Sunday, January 15, 2023

Saint Jack (Peter Bogdanovich, 1979)


I had seen this movie over thirty years ago. It was a bit seedier than I remembered, Ben Gazerra in the title role playing an American pimp operating in Singapore. It seems so odd to me now that it was produced by Roger Corman and I was surprised to see Hugh Hefner and George Lazenby's names in the credits. Lazenby is Australian but played an American Congressman. The director, Bogdanovich, plays a CIA agent out to get dirt on the Congressman. 

I wished I could be like Jack Flowers, walking around greeting the countless people he knew. I wouldn't want to be a pimp. Wouldn't want to be menaced by murderous Chinese rivals. 

Watching it again, I still wouldn't mind being amiable, or at least glib.

A scene that stood out to me was when he sees some American soldiers on leave. "Yankee go home," he says.
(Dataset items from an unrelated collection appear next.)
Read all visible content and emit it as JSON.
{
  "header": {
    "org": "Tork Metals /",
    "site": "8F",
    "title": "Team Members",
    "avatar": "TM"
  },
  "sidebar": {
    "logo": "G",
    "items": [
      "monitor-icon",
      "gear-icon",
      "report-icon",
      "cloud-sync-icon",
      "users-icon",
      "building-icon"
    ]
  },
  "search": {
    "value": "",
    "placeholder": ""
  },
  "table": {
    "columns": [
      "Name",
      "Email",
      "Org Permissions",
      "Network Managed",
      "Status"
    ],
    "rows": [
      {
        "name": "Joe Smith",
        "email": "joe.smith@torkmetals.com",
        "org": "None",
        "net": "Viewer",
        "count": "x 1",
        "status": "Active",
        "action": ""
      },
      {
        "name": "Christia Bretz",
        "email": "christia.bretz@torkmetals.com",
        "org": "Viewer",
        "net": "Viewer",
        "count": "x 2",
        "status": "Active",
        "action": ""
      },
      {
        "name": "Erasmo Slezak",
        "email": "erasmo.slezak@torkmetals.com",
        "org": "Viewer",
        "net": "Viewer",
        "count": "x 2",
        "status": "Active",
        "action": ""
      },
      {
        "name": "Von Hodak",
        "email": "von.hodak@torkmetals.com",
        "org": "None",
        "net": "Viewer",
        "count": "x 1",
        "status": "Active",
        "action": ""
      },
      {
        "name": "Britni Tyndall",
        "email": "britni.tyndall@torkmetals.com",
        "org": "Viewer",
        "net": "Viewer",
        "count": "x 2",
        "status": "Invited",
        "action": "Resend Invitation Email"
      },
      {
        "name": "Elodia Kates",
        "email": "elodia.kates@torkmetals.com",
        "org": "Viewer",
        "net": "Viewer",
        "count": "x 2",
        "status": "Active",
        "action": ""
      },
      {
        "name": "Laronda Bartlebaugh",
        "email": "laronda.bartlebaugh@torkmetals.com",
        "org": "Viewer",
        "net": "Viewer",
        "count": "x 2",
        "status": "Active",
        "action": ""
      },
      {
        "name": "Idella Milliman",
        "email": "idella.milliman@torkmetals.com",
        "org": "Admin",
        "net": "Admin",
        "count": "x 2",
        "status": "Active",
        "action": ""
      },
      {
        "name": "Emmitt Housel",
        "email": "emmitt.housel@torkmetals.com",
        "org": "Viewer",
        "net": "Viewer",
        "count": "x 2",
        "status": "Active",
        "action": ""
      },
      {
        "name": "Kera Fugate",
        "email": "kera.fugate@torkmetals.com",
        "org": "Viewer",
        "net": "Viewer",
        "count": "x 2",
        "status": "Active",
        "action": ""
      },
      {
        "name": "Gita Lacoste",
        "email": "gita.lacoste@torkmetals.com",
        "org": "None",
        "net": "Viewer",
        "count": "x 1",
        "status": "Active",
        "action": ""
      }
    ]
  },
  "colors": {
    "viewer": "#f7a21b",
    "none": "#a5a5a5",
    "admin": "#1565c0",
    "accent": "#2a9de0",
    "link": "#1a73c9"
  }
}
He briefly chats with them, asks where they're from, tells them about a practice among local sex workers and gets rid of them by telling them he doesn't want to hold them up.

I hadn't seen the movie in decades. but I was in an elevator at the hospital with a couple of guys I took to be Mormon missionaries. They wear name tags. I thought for a moment about trying to channel Saint Jack and asking where they were from. "Hello, boys." But I had worries of my own. I later saw a security guard either showing them where they needed to go or escorting them from the building.